Scotland’s diaspora dare to dream and hold incredible entrepreneurial power, passion and potential, which George Osborne would do well to recognise.

It has long been clear however that Westminster Tories refuse to pay any heed to the well-founded recommendations and desires of Scots for their own country, and the Brain family case proves more than ever that Scotland’s future will only be best served in Scotland’s hands.

Ariel Killick, Glasgow

AFTER reading the ‘Brain family face no imminent risk of deportation after UK government bows to public pressure’ article, (The National, May 26) I was left wondering about the double standards that surround immigration deportations. Of course it is absurd that the Brain family, with their child born in Scotland, risked removal back to Australia.

They are here as part of an important initiative to repopulate the Highlands, which has since become a playground for middle class bloodsports, instead of the vibrant centre of population it once was (and has the potential to be again). I am glad that their removal is off the cards for now. However call me a cynic, but I think the huge media coverage and outpouring of public sympathy for the young family is inextricably linked to the colour of their skin. Lets be honest here: would there really be such an outrage if a black-skinned Zimbabwean family faced deportation from Scotland? I don’t think so.
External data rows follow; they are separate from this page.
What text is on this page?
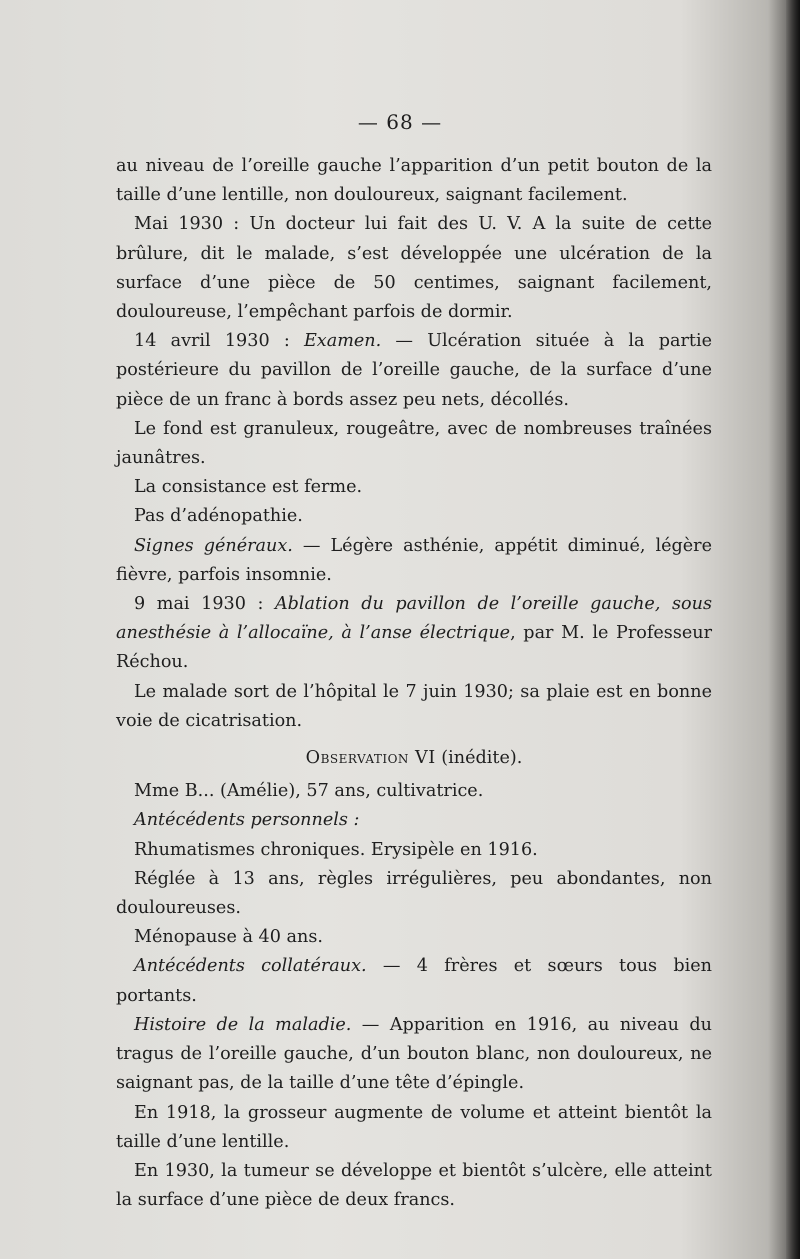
— 68 —

au niveau de l’oreille gauche l’apparition d’un petit bouton de la taille d’une lentille, non douloureux, saignant facilement.

Mai 1930 : Un docteur lui fait des U. V. A la suite de cette brûlure, dit le malade, s’est développée une ulcération de la surface d’une pièce de 50 centimes, saignant facilement, douloureuse, l’empêchant parfois de dormir.

14 avril 1930 : Examen. — Ulcération située à la partie postérieure du pavillon de l’oreille gauche, de la surface d’une pièce de un franc à bords assez peu nets, décollés.

Le fond est granuleux, rougeâtre, avec de nombreuses traînées jaunâtres.

La consistance est ferme.

Pas d’adénopathie.

Signes généraux. — Légère asthénie, appétit diminué, légère fièvre, parfois insomnie.

9 mai 1930 : Ablation du pavillon de l’oreille gauche, sous anesthésie à l’allocaïne, à l’anse électrique, par M. le Professeur Réchou.

Le malade sort de l’hôpital le 7 juin 1930; sa plaie est en bonne voie de cicatrisation.

Observation VI (inédite).

Mme B... (Amélie), 57 ans, cultivatrice.

Antécédents personnels :

Rhumatismes chroniques. Erysipèle en 1916.

Réglée à 13 ans, règles irrégulières, peu abondantes, non douloureuses.

Ménopause à 40 ans.

Antécédents collatéraux. — 4 frères et sœurs tous bien portants.

Histoire de la maladie. — Apparition en 1916, au niveau du tragus de l’oreille gauche, d’un bouton blanc, non douloureux, ne saignant pas, de la taille d’une tête d’épingle.

En 1918, la grosseur augmente de volume et atteint bientôt la taille d’une lentille.

En 1930, la tumeur se développe et bientôt s’ulcère, elle atteint la surface d’une pièce de deux francs.
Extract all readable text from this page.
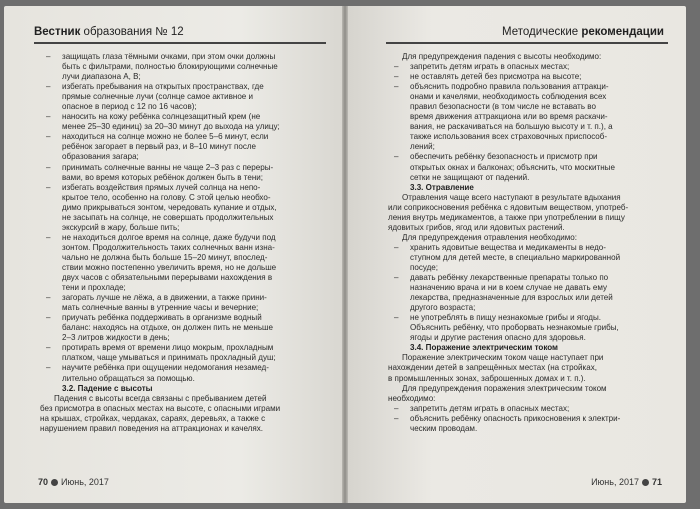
Вестник образования № 12
– защищать глаза тёмными очками, при этом очки должны
быть с фильтрами, полностью блокирующими солнечные
лучи диапазона А, В;
– избегать пребывания на открытых пространствах, где
прямые солнечные лучи (солнце самое активное и
опасное в период с 12 по 16 часов);
– наносить на кожу ребёнка солнцезащитный крем (не
менее 25–30 единиц) за 20–30 минут до выхода на улицу;
– находиться на солнце можно не более 5–6 минут, если
ребёнок загорает в первый раз, и 8–10 минут после
образования загара;
– принимать солнечные ванны не чаще 2–3 раз с переры-
вами, во время которых ребёнок должен быть в тени;
– избегать воздействия прямых лучей солнца на непо-
крытое тело, особенно на голову. С этой целью необхо-
димо прикрываться зонтом, чередовать купание и отдых,
не засыпать на солнце, не совершать продолжительных
экскурсий в жару, больше пить;
– не находиться долгое время на солнце, даже будучи под
зонтом. Продолжительность таких солнечных ванн изна-
чально не должна быть больше 15–20 минут, впослед-
ствии можно постепенно увеличить время, но не дольше
двух часов с обязательными перерывами нахождения в
тени и прохладе;
– загорать лучше не лёжа, а в движении, а также прини-
мать солнечные ванны в утренние часы и вечерние;
– приучать ребёнка поддерживать в организме водный
баланс: находясь на отдыхе, он должен пить не меньше
2–3 литров жидкости в день;
– протирать время от времени лицо мокрым, прохладным
платком, чаще умываться и принимать прохладный душ;
– научите ребёнка при ощущении недомогания незамед-
лительно обращаться за помощью.
3.2. Падение с высоты
Падения с высоты всегда связаны с пребыванием детей
без присмотра в опасных местах на высоте, с опасными играми
на крышах, стройках, чердаках, сараях, деревьях, а также с
нарушением правил поведения на аттракционах и качелях.
70 Июнь, 2017
Методические рекомендации
Для предупреждения падения с высоты необходимо:
– запретить детям играть в опасных местах;
– не оставлять детей без присмотра на высоте;
– объяснить подробно правила пользования аттракци-
онами и качелями, необходимость соблюдения всех
правил безопасности (в том числе не вставать во
время движения аттракциона или во время раскачи-
вания, не раскачиваться на большую высоту и т. п.), а
также использования всех страховочных приспособ-
лений;
– обеспечить ребёнку безопасность и присмотр при
открытых окнах и балконах; объяснить, что москитные
сетки не защищают от падений.
3.3. Отравление
Отравления чаще всего наступают в результате вдыхания
или соприкосновения ребёнка с ядовитым веществом, употреб-
ления внутрь медикаментов, а также при употреблении в пищу
ядовитых грибов, ягод или ядовитых растений.
Для предупреждения отравления необходимо:
– хранить ядовитые вещества и медикаменты в недо-
ступном для детей месте, в специально маркированной
посуде;
– давать ребёнку лекарственные препараты только по
назначению врача и ни в коем случае не давать ему
лекарства, предназначенные для взрослых или детей
другого возраста;
– не употреблять в пищу незнакомые грибы и ягоды.
Объяснить ребёнку, что проборвать незнакомые грибы,
ягоды и другие растения опасно для здоровья.
3.4. Поражение электрическим током
Поражение электрическим током чаще наступает при
нахождении детей в запрещённых местах (на стройках,
в промышленных зонах, заброшенных домах и т. п.).
Для предупреждения поражения электрическим током
необходимо:
– запретить детям играть в опасных местах;
– объяснить ребёнку опасность прикосновения к электри-
ческим проводам.
Июнь, 2017 71
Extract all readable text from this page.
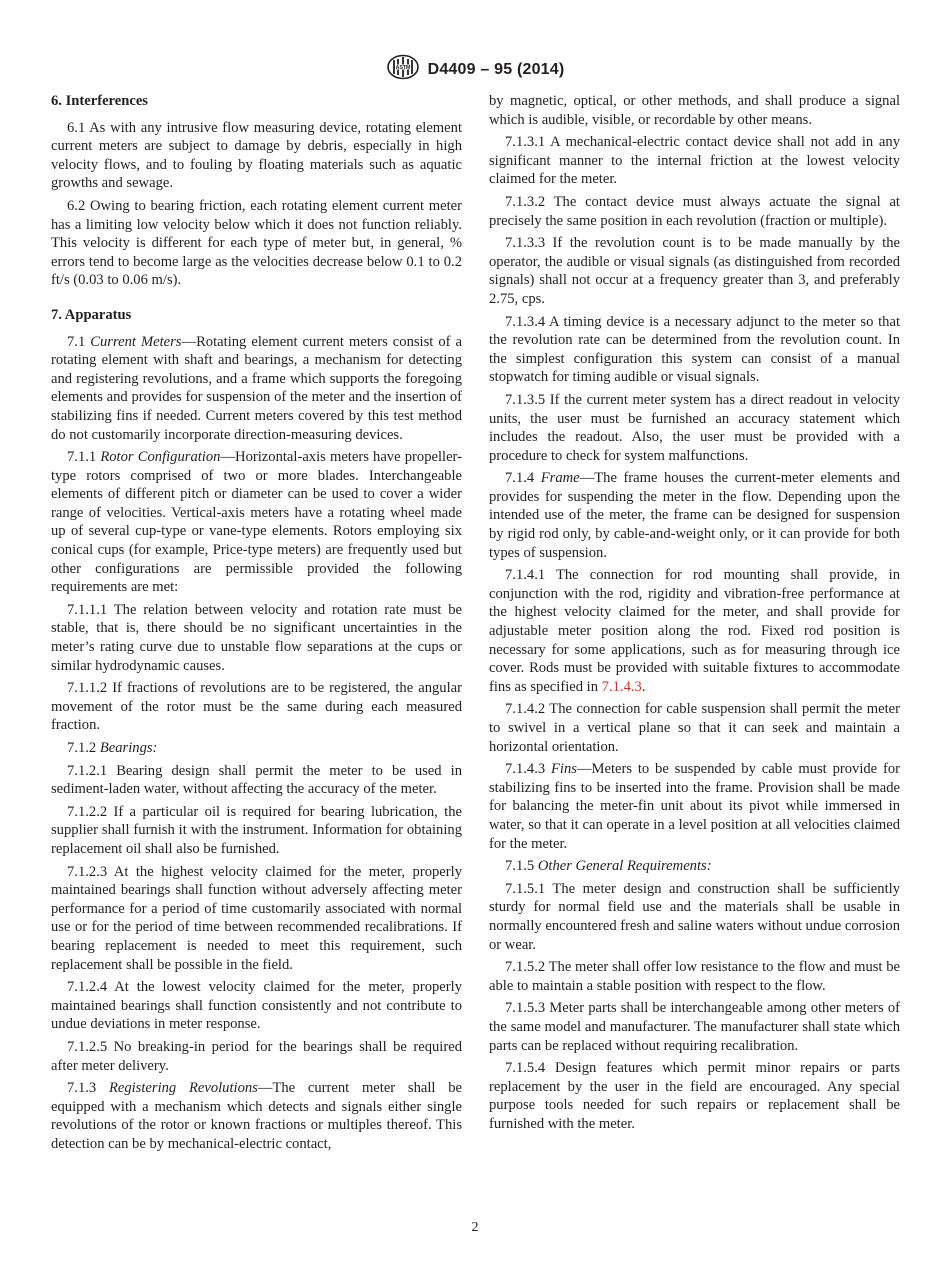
ASTM D4409 – 95 (2014)
6. Interferences

6.1 As with any intrusive flow measuring device, rotating element current meters are subject to damage by debris, especially in high velocity flows, and to fouling by floating materials such as aquatic growths and sewage.

6.2 Owing to bearing friction, each rotating element current meter has a limiting low velocity below which it does not function reliably. This velocity is different for each type of meter but, in general, % errors tend to become large as the velocities decrease below 0.1 to 0.2 ft/s (0.03 to 0.06 m/s).

7. Apparatus

7.1 Current Meters—Rotating element current meters consist of a rotating element with shaft and bearings, a mechanism for detecting and registering revolutions, and a frame which supports the foregoing elements and provides for suspension of the meter and the insertion of stabilizing fins if needed. Current meters covered by this test method do not customarily incorporate direction-measuring devices.

7.1.1 Rotor Configuration—Horizontal-axis meters have propeller-type rotors comprised of two or more blades. Interchangeable elements of different pitch or diameter can be used to cover a wider range of velocities. Vertical-axis meters have a rotating wheel made up of several cup-type or vane-type elements. Rotors employing six conical cups (for example, Price-type meters) are frequently used but other configurations are permissible provided the following requirements are met:

7.1.1.1 The relation between velocity and rotation rate must be stable, that is, there should be no significant uncertainties in the meter’s rating curve due to unstable flow separations at the cups or similar hydrodynamic causes.

7.1.1.2 If fractions of revolutions are to be registered, the angular movement of the rotor must be the same during each measured fraction.

7.1.2 Bearings:

7.1.2.1 Bearing design shall permit the meter to be used in sediment-laden water, without affecting the accuracy of the meter.

7.1.2.2 If a particular oil is required for bearing lubrication, the supplier shall furnish it with the instrument. Information for obtaining replacement oil shall also be furnished.

7.1.2.3 At the highest velocity claimed for the meter, properly maintained bearings shall function without adversely affecting meter performance for a period of time customarily associated with normal use or for the period of time between recommended recalibrations. If bearing replacement is needed to meet this requirement, such replacement shall be possible in the field.

7.1.2.4 At the lowest velocity claimed for the meter, properly maintained bearings shall function consistently and not contribute to undue deviations in meter response.

7.1.2.5 No breaking-in period for the bearings shall be required after meter delivery.

7.1.3 Registering Revolutions—The current meter shall be equipped with a mechanism which detects and signals either single revolutions of the rotor or known fractions or multiples thereof. This detection can be by mechanical-electric contact,

by magnetic, optical, or other methods, and shall produce a signal which is audible, visible, or recordable by other means.

7.1.3.1 A mechanical-electric contact device shall not add in any significant manner to the internal friction at the lowest velocity claimed for the meter.

7.1.3.2 The contact device must always actuate the signal at precisely the same position in each revolution (fraction or multiple).

7.1.3.3 If the revolution count is to be made manually by the operator, the audible or visual signals (as distinguished from recorded signals) shall not occur at a frequency greater than 3, and preferably 2.75, cps.

7.1.3.4 A timing device is a necessary adjunct to the meter so that the revolution rate can be determined from the revolution count. In the simplest configuration this system can consist of a manual stopwatch for timing audible or visual signals.

7.1.3.5 If the current meter system has a direct readout in velocity units, the user must be furnished an accuracy statement which includes the readout. Also, the user must be provided with a procedure to check for system malfunctions.

7.1.4 Frame—The frame houses the current-meter elements and provides for suspending the meter in the flow. Depending upon the intended use of the meter, the frame can be designed for suspension by rigid rod only, by cable-and-weight only, or it can provide for both types of suspension.

7.1.4.1 The connection for rod mounting shall provide, in conjunction with the rod, rigidity and vibration-free performance at the highest velocity claimed for the meter, and shall provide for adjustable meter position along the rod. Fixed rod position is necessary for some applications, such as for measuring through ice cover. Rods must be provided with suitable fixtures to accommodate fins as specified in 7.1.4.3.

7.1.4.2 The connection for cable suspension shall permit the meter to swivel in a vertical plane so that it can seek and maintain a horizontal orientation.

7.1.4.3 Fins—Meters to be suspended by cable must provide for stabilizing fins to be inserted into the frame. Provision shall be made for balancing the meter-fin unit about its pivot while immersed in water, so that it can operate in a level position at all velocities claimed for the meter.

7.1.5 Other General Requirements:

7.1.5.1 The meter design and construction shall be sufficiently sturdy for normal field use and the materials shall be usable in normally encountered fresh and saline waters without undue corrosion or wear.

7.1.5.2 The meter shall offer low resistance to the flow and must be able to maintain a stable position with respect to the flow.

7.1.5.3 Meter parts shall be interchangeable among other meters of the same model and manufacturer. The manufacturer shall state which parts can be replaced without requiring recalibration.

7.1.5.4 Design features which permit minor repairs or parts replacement by the user in the field are encouraged. Any special purpose tools needed for such repairs or replacement shall be furnished with the meter.

2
Hundreds of families, fleeing war, sweatshop economics, dictatorship and persecution abroad are deported back to certain death every year, and nobody bats an eyelid. And unlike the Brains, these people are not being deported back to safe, prosperous Australia – they are being returned to countries wrought with famine, civil war, homophobia and totalitarianism. Surely it is time to reject all deportations – whether they be white Australian families seeking to repopulate Scotland, or terrorised Syrian children fleeing barrel bombs. Immigration is a human right – Scotland must extend the hand of friendship to all.

Ruth Mawere, Glasgow


AS I cross the Forth Road Bridge several times a week, on my journeys to Dunfermline, I have watched “Alex’s Crossing” come to life.

It is, already, a breathtaking work of civil engineering, and as it heads for completion, I must put forward my proposition.

There is only one person qualified, and worthy of the honour of opening Alex’s Crossing when it is complete, and that person is Alex, or, for the sake of political brownie points, Alex’s lovely wife, Moira.

I say that no other person can even be considered for the honour of opening Alex’s crossing, except Nicola, of course, but let The Scottish Parliament vote on the issue.